Legendary Australian opera singer Joan Sutherland, hailed as one of the most stupendous sopranos of the 20th century, has died at her home in Switzerland, her family said Monday. She was 83.
"The family of Dame Joan Sutherland... wishes to let all her friends and admirers know that she passed away very peacefully in the evening of October 10 at her home in Switzerland after a long illness," a statement faxed to AFP by a family assistant said.
Sutherland was understood to have lived in Montreux, by Lake Geneva, for many years since her retirement from the opera stage about 20 years ago.

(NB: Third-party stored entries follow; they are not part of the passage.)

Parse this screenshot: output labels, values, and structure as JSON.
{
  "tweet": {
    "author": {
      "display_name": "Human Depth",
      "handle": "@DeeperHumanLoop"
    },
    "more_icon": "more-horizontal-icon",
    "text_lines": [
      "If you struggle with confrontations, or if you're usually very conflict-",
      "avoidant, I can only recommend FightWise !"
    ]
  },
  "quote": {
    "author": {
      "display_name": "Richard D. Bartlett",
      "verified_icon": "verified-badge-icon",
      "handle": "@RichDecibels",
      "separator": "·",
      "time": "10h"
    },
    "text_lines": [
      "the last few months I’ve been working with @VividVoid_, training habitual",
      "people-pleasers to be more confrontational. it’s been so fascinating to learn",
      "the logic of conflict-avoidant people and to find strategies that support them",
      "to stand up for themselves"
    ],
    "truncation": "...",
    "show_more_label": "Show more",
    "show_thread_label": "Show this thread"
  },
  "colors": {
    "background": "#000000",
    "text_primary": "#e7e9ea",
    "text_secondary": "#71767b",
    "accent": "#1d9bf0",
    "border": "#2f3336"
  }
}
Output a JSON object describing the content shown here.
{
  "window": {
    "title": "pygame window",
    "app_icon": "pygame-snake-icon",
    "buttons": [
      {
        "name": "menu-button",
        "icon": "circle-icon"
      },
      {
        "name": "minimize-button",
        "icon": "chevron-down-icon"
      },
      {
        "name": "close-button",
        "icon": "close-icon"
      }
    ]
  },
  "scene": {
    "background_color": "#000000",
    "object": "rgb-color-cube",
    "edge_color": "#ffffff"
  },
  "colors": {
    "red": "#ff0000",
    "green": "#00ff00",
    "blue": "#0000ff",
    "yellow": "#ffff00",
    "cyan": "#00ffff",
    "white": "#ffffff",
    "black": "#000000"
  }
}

The BBC reported that she had been in poor health after suffering from a fall.
"At her own request the funeral will be very small and private," the family said.
She is survived by her husband, Australian conductor Richard Bonynge, her son Adam and two grandchildren.

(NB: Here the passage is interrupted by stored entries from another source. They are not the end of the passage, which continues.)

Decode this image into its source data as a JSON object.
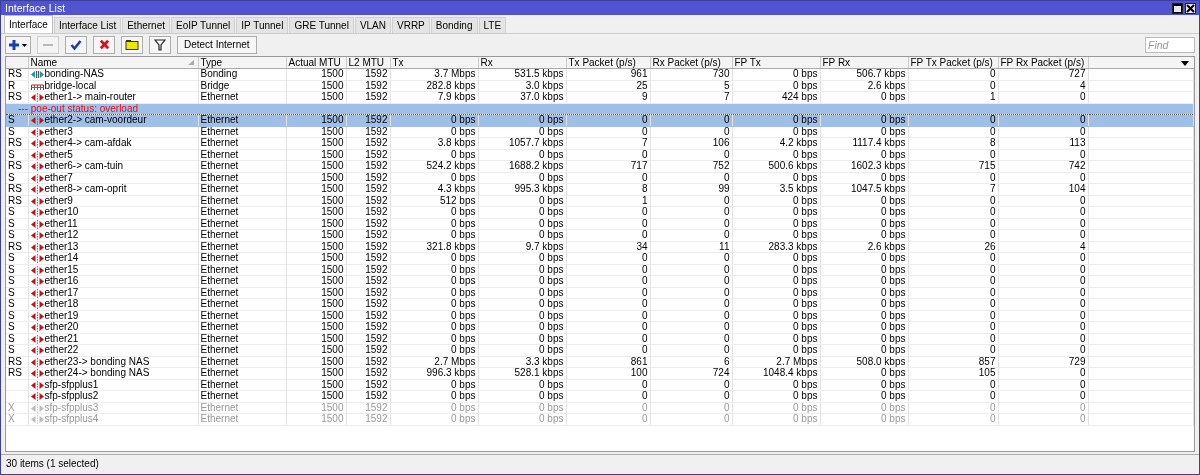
{
  "window": {
    "title": "Interface List"
  },
  "tabs": [
    {
      "label": "Interface",
      "selected": true
    },
    {
      "label": "Interface List",
      "selected": false
    },
    {
      "label": "Ethernet",
      "selected": false
    },
    {
      "label": "EoIP Tunnel",
      "selected": false
    },
    {
      "label": "IP Tunnel",
      "selected": false
    },
    {
      "label": "GRE Tunnel",
      "selected": false
    },
    {
      "label": "VLAN",
      "selected": false
    },
    {
      "label": "VRRP",
      "selected": false
    },
    {
      "label": "Bonding",
      "selected": false
    },
    {
      "label": "LTE",
      "selected": false
    }
  ],
  "toolbar": {
    "tools": [
      {
        "kind": "add",
        "disabled": false
      },
      {
        "kind": "remove",
        "disabled": true
      },
      {
        "kind": "enable",
        "disabled": false
      },
      {
        "kind": "disable",
        "disabled": false
      },
      {
        "kind": "comment",
        "disabled": false
      },
      {
        "kind": "filter",
        "disabled": false
      }
    ],
    "detect_button": "Detect Internet"
  },
  "search": {
    "placeholder": "Find"
  },
  "table": {
    "columns": [
      {
        "label": "Name",
        "sorted": true
      },
      {
        "label": "Type"
      },
      {
        "label": "Actual MTU"
      },
      {
        "label": "L2 MTU"
      },
      {
        "label": "Tx"
      },
      {
        "label": "Rx"
      },
      {
        "label": "Tx Packet (p/s)"
      },
      {
        "label": "Rx Packet (p/s)"
      },
      {
        "label": "FP Tx"
      },
      {
        "label": "FP Rx"
      },
      {
        "label": "FP Tx Packet (p/s)"
      },
      {
        "label": "FP Rx Packet (p/s)"
      }
    ],
    "rows": [
      {
        "flags": "RS",
        "kind": "bonding",
        "name": "bonding-NAS",
        "type": "Bonding",
        "actual_mtu": "1500",
        "l2_mtu": "1592",
        "tx": "3.7 Mbps",
        "rx": "531.5 kbps",
        "tx_packet": "961",
        "rx_packet": "730",
        "fp_tx": "0 bps",
        "fp_rx": "506.7 kbps",
        "fp_tx_packet": "0",
        "fp_rx_packet": "727",
        "selected": false,
        "disabled": false
      },
      {
        "flags": "R",
        "kind": "bridge",
        "name": "bridge-local",
        "type": "Bridge",
        "actual_mtu": "1500",
        "l2_mtu": "1592",
        "tx": "282.8 kbps",
        "rx": "3.0 kbps",
        "tx_packet": "25",
        "rx_packet": "5",
        "fp_tx": "0 bps",
        "fp_rx": "2.6 kbps",
        "fp_tx_packet": "0",
        "fp_rx_packet": "4",
        "selected": false,
        "disabled": false
      },
      {
        "flags": "RS",
        "kind": "ethernet",
        "name": "ether1-> main-router",
        "type": "Ethernet",
        "actual_mtu": "1500",
        "l2_mtu": "1592",
        "tx": "7.9 kbps",
        "rx": "37.0 kbps",
        "tx_packet": "9",
        "rx_packet": "7",
        "fp_tx": "424 bps",
        "fp_rx": "0 bps",
        "fp_tx_packet": "1",
        "fp_rx_packet": "0",
        "selected": false,
        "disabled": false
      },
      {
        "comment": "--- poe-out status: overload",
        "flags": "S",
        "kind": "ethernet",
        "name": "ether2-> cam-voordeur",
        "type": "Ethernet",
        "actual_mtu": "1500",
        "l2_mtu": "1592",
        "tx": "0 bps",
        "rx": "0 bps",
        "tx_packet": "0",
        "rx_packet": "0",
        "fp_tx": "0 bps",
        "fp_rx": "0 bps",
        "fp_tx_packet": "0",
        "fp_rx_packet": "0",
        "selected": true,
        "disabled": false
      },
      {
        "flags": "S",
        "kind": "ethernet",
        "name": "ether3",
        "type": "Ethernet",
        "actual_mtu": "1500",
        "l2_mtu": "1592",
        "tx": "0 bps",
        "rx": "0 bps",
        "tx_packet": "0",
        "rx_packet": "0",
        "fp_tx": "0 bps",
        "fp_rx": "0 bps",
        "fp_tx_packet": "0",
        "fp_rx_packet": "0",
        "selected": false,
        "disabled": false
      },
      {
        "flags": "RS",
        "kind": "ethernet",
        "name": "ether4-> cam-afdak",
        "type": "Ethernet",
        "actual_mtu": "1500",
        "l2_mtu": "1592",
        "tx": "3.8 kbps",
        "rx": "1057.7 kbps",
        "tx_packet": "7",
        "rx_packet": "106",
        "fp_tx": "4.2 kbps",
        "fp_rx": "1117.4 kbps",
        "fp_tx_packet": "8",
        "fp_rx_packet": "113",
        "selected": false,
        "disabled": false
      },
      {
        "flags": "S",
        "kind": "ethernet",
        "name": "ether5",
        "type": "Ethernet",
        "actual_mtu": "1500",
        "l2_mtu": "1592",
        "tx": "0 bps",
        "rx": "0 bps",
        "tx_packet": "0",
        "rx_packet": "0",
        "fp_tx": "0 bps",
        "fp_rx": "0 bps",
        "fp_tx_packet": "0",
        "fp_rx_packet": "0",
        "selected": false,
        "disabled": false
      },
      {
        "flags": "RS",
        "kind": "ethernet",
        "name": "ether6-> cam-tuin",
        "type": "Ethernet",
        "actual_mtu": "1500",
        "l2_mtu": "1592",
        "tx": "524.2 kbps",
        "rx": "1688.2 kbps",
        "tx_packet": "717",
        "rx_packet": "752",
        "fp_tx": "500.6 kbps",
        "fp_rx": "1602.3 kbps",
        "fp_tx_packet": "715",
        "fp_rx_packet": "742",
        "selected": false,
        "disabled": false
      },
      {
        "flags": "S",
        "kind": "ethernet",
        "name": "ether7",
        "type": "Ethernet",
        "actual_mtu": "1500",
        "l2_mtu": "1592",
        "tx": "0 bps",
        "rx": "0 bps",
        "tx_packet": "0",
        "rx_packet": "0",
        "fp_tx": "0 bps",
        "fp_rx": "0 bps",
        "fp_tx_packet": "0",
        "fp_rx_packet": "0",
        "selected": false,
        "disabled": false
      },
      {
        "flags": "RS",
        "kind": "ethernet",
        "name": "ether8-> cam-oprit",
        "type": "Ethernet",
        "actual_mtu": "1500",
        "l2_mtu": "1592",
        "tx": "4.3 kbps",
        "rx": "995.3 kbps",
        "tx_packet": "8",
        "rx_packet": "99",
        "fp_tx": "3.5 kbps",
        "fp_rx": "1047.5 kbps",
        "fp_tx_packet": "7",
        "fp_rx_packet": "104",
        "selected": false,
        "disabled": false
      },
      {
        "flags": "RS",
        "kind": "ethernet",
        "name": "ether9",
        "type": "Ethernet",
        "actual_mtu": "1500",
        "l2_mtu": "1592",
        "tx": "512 bps",
        "rx": "0 bps",
        "tx_packet": "1",
        "rx_packet": "0",
        "fp_tx": "0 bps",
        "fp_rx": "0 bps",
        "fp_tx_packet": "0",
        "fp_rx_packet": "0",
        "selected": false,
        "disabled": false
      },
      {
        "flags": "S",
        "kind": "ethernet",
        "name": "ether10",
        "type": "Ethernet",
        "actual_mtu": "1500",
        "l2_mtu": "1592",
        "tx": "0 bps",
        "rx": "0 bps",
        "tx_packet": "0",
        "rx_packet": "0",
        "fp_tx": "0 bps",
        "fp_rx": "0 bps",
        "fp_tx_packet": "0",
        "fp_rx_packet": "0",
        "selected": false,
        "disabled": false
      },
      {
        "flags": "S",
        "kind": "ethernet",
        "name": "ether11",
        "type": "Ethernet",
        "actual_mtu": "1500",
        "l2_mtu": "1592",
        "tx": "0 bps",
        "rx": "0 bps",
        "tx_packet": "0",
        "rx_packet": "0",
        "fp_tx": "0 bps",
        "fp_rx": "0 bps",
        "fp_tx_packet": "0",
        "fp_rx_packet": "0",
        "selected": false,
        "disabled": false
      },
      {
        "flags": "S",
        "kind": "ethernet",
        "name": "ether12",
        "type": "Ethernet",
        "actual_mtu": "1500",
        "l2_mtu": "1592",
        "tx": "0 bps",
        "rx": "0 bps",
        "tx_packet": "0",
        "rx_packet": "0",
        "fp_tx": "0 bps",
        "fp_rx": "0 bps",
        "fp_tx_packet": "0",
        "fp_rx_packet": "0",
        "selected": false,
        "disabled": false
      },
      {
        "flags": "RS",
        "kind": "ethernet",
        "name": "ether13",
        "type": "Ethernet",
        "actual_mtu": "1500",
        "l2_mtu": "1592",
        "tx": "321.8 kbps",
        "rx": "9.7 kbps",
        "tx_packet": "34",
        "rx_packet": "11",
        "fp_tx": "283.3 kbps",
        "fp_rx": "2.6 kbps",
        "fp_tx_packet": "26",
        "fp_rx_packet": "4",
        "selected": false,
        "disabled": false
      },
      {
        "flags": "S",
        "kind": "ethernet",
        "name": "ether14",
        "type": "Ethernet",
        "actual_mtu": "1500",
        "l2_mtu": "1592",
        "tx": "0 bps",
        "rx": "0 bps",
        "tx_packet": "0",
        "rx_packet": "0",
        "fp_tx": "0 bps",
        "fp_rx": "0 bps",
        "fp_tx_packet": "0",
        "fp_rx_packet": "0",
        "selected": false,
        "disabled": false
      },
      {
        "flags": "S",
        "kind": "ethernet",
        "name": "ether15",
        "type": "Ethernet",
        "actual_mtu": "1500",
        "l2_mtu": "1592",
        "tx": "0 bps",
        "rx": "0 bps",
        "tx_packet": "0",
        "rx_packet": "0",
        "fp_tx": "0 bps",
        "fp_rx": "0 bps",
        "fp_tx_packet": "0",
        "fp_rx_packet": "0",
        "selected": false,
        "disabled": false
      },
      {
        "flags": "S",
        "kind": "ethernet",
        "name": "ether16",
        "type": "Ethernet",
        "actual_mtu": "1500",
        "l2_mtu": "1592",
        "tx": "0 bps",
        "rx": "0 bps",
        "tx_packet": "0",
        "rx_packet": "0",
        "fp_tx": "0 bps",
        "fp_rx": "0 bps",
        "fp_tx_packet": "0",
        "fp_rx_packet": "0",
        "selected": false,
        "disabled": false
      },
      {
        "flags": "S",
        "kind": "ethernet",
        "name": "ether17",
        "type": "Ethernet",
        "actual_mtu": "1500",
        "l2_mtu": "1592",
        "tx": "0 bps",
        "rx": "0 bps",
        "tx_packet": "0",
        "rx_packet": "0",
        "fp_tx": "0 bps",
        "fp_rx": "0 bps",
        "fp_tx_packet": "0",
        "fp_rx_packet": "0",
        "selected": false,
        "disabled": false
      },
      {
        "flags": "S",
        "kind": "ethernet",
        "name": "ether18",
        "type": "Ethernet",
        "actual_mtu": "1500",
        "l2_mtu": "1592",
        "tx": "0 bps",
        "rx": "0 bps",
        "tx_packet": "0",
        "rx_packet": "0",
        "fp_tx": "0 bps",
        "fp_rx": "0 bps",
        "fp_tx_packet": "0",
        "fp_rx_packet": "0",
        "selected": false,
        "disabled": false
      },
      {
        "flags": "S",
        "kind": "ethernet",
        "name": "ether19",
        "type": "Ethernet",
        "actual_mtu": "1500",
        "l2_mtu": "1592",
        "tx": "0 bps",
        "rx": "0 bps",
        "tx_packet": "0",
        "rx_packet": "0",
        "fp_tx": "0 bps",
        "fp_rx": "0 bps",
        "fp_tx_packet": "0",
        "fp_rx_packet": "0",
        "selected": false,
        "disabled": false
      },
      {
        "flags": "S",
        "kind": "ethernet",
        "name": "ether20",
        "type": "Ethernet",
        "actual_mtu": "1500",
        "l2_mtu": "1592",
        "tx": "0 bps",
        "rx": "0 bps",
        "tx_packet": "0",
        "rx_packet": "0",
        "fp_tx": "0 bps",
        "fp_rx": "0 bps",
        "fp_tx_packet": "0",
        "fp_rx_packet": "0",
        "selected": false,
        "disabled": false
      },
      {
        "flags": "S",
        "kind": "ethernet",
        "name": "ether21",
        "type": "Ethernet",
        "actual_mtu": "1500",
        "l2_mtu": "1592",
        "tx": "0 bps",
        "rx": "0 bps",
        "tx_packet": "0",
        "rx_packet": "0",
        "fp_tx": "0 bps",
        "fp_rx": "0 bps",
        "fp_tx_packet": "0",
        "fp_rx_packet": "0",
        "selected": false,
        "disabled": false
      },
      {
        "flags": "S",
        "kind": "ethernet",
        "name": "ether22",
        "type": "Ethernet",
        "actual_mtu": "1500",
        "l2_mtu": "1592",
        "tx": "0 bps",
        "rx": "0 bps",
        "tx_packet": "0",
        "rx_packet": "0",
        "fp_tx": "0 bps",
        "fp_rx": "0 bps",
        "fp_tx_packet": "0",
        "fp_rx_packet": "0",
        "selected": false,
        "disabled": false
      },
      {
        "flags": "RS",
        "kind": "ethernet",
        "name": "ether23-> bonding NAS",
        "type": "Ethernet",
        "actual_mtu": "1500",
        "l2_mtu": "1592",
        "tx": "2.7 Mbps",
        "rx": "3.3 kbps",
        "tx_packet": "861",
        "rx_packet": "6",
        "fp_tx": "2.7 Mbps",
        "fp_rx": "508.0 kbps",
        "fp_tx_packet": "857",
        "fp_rx_packet": "729",
        "selected": false,
        "disabled": false
      },
      {
        "flags": "RS",
        "kind": "ethernet",
        "name": "ether24-> bonding NAS",
        "type": "Ethernet",
        "actual_mtu": "1500",
        "l2_mtu": "1592",
        "tx": "996.3 kbps",
        "rx": "528.1 kbps",
        "tx_packet": "100",
        "rx_packet": "724",
        "fp_tx": "1048.4 kbps",
        "fp_rx": "0 bps",
        "fp_tx_packet": "105",
        "fp_rx_packet": "0",
        "selected": false,
        "disabled": false
      },
      {
        "kind": "ethernet",
        "name": "sfp-sfpplus1",
        "type": "Ethernet",
        "actual_mtu": "1500",
        "l2_mtu": "1592",
        "tx": "0 bps",
        "rx": "0 bps",
        "tx_packet": "0",
        "rx_packet": "0",
        "fp_tx": "0 bps",
        "fp_rx": "0 bps",
        "fp_tx_packet": "0",
        "fp_rx_packet": "0",
        "selected": false,
        "disabled": false
      },
      {
        "kind": "ethernet",
        "name": "sfp-sfpplus2",
        "type": "Ethernet",
        "actual_mtu": "1500",
        "l2_mtu": "1592",
        "tx": "0 bps",
        "rx": "0 bps",
        "tx_packet": "0",
        "rx_packet": "0",
        "fp_tx": "0 bps",
        "fp_rx": "0 bps",
        "fp_tx_packet": "0",
        "fp_rx_packet": "0",
        "selected": false,
        "disabled": false
      },
      {
        "flags": "X",
        "kind": "ethernet",
        "name": "sfp-sfpplus3",
        "type": "Ethernet",
        "actual_mtu": "1500",
        "l2_mtu": "1592",
        "tx": "0 bps",
        "rx": "0 bps",
        "tx_packet": "0",
        "rx_packet": "0",
        "fp_tx": "0 bps",
        "fp_rx": "0 bps",
        "fp_tx_packet": "0",
        "fp_rx_packet": "0",
        "selected": false,
        "disabled": true
      },
      {
        "flags": "X",
        "kind": "ethernet",
        "name": "sfp-sfpplus4",
        "type": "Ethernet",
        "actual_mtu": "1500",
        "l2_mtu": "1592",
        "tx": "0 bps",
        "rx": "0 bps",
        "tx_packet": "0",
        "rx_packet": "0",
        "fp_tx": "0 bps",
        "fp_rx": "0 bps",
        "fp_tx_packet": "0",
        "fp_rx_packet": "0",
        "selected": false,
        "disabled": true
      }
    ]
  },
  "status_bar": {
    "text": "30 items (1 selected)"
  }
}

After Sutherland's debut in Australia in the late 1940s, her career started to take off on stages in Europe over the following decade.
By the 1960s she swayed critics who called her "La Stupenda" and was credited with reviving the art of Italian 'bel canto' opera following in the steps of Maria Callas. She was knighted in 1979.

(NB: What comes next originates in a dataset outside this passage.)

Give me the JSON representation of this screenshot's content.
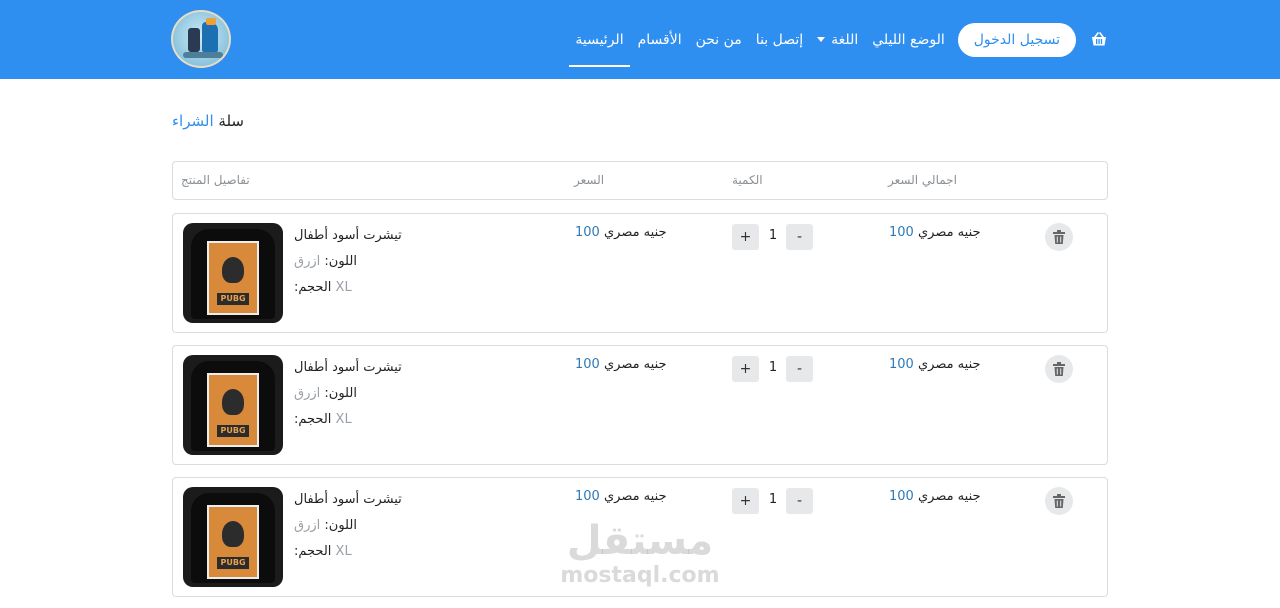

Sutherland performed with some of greatest opera singers of her time, including Luciano Pavarotti, before bowing out in a final series of performances at the Sydney Opera House in her native Australia.
"She was a charismatic personality, an extraordinary virtuoso, a myth, a 'great dame' of opera who knew Callas," the head of Geneva's Grand Theatre opera house, Tobias Richter, told AFP.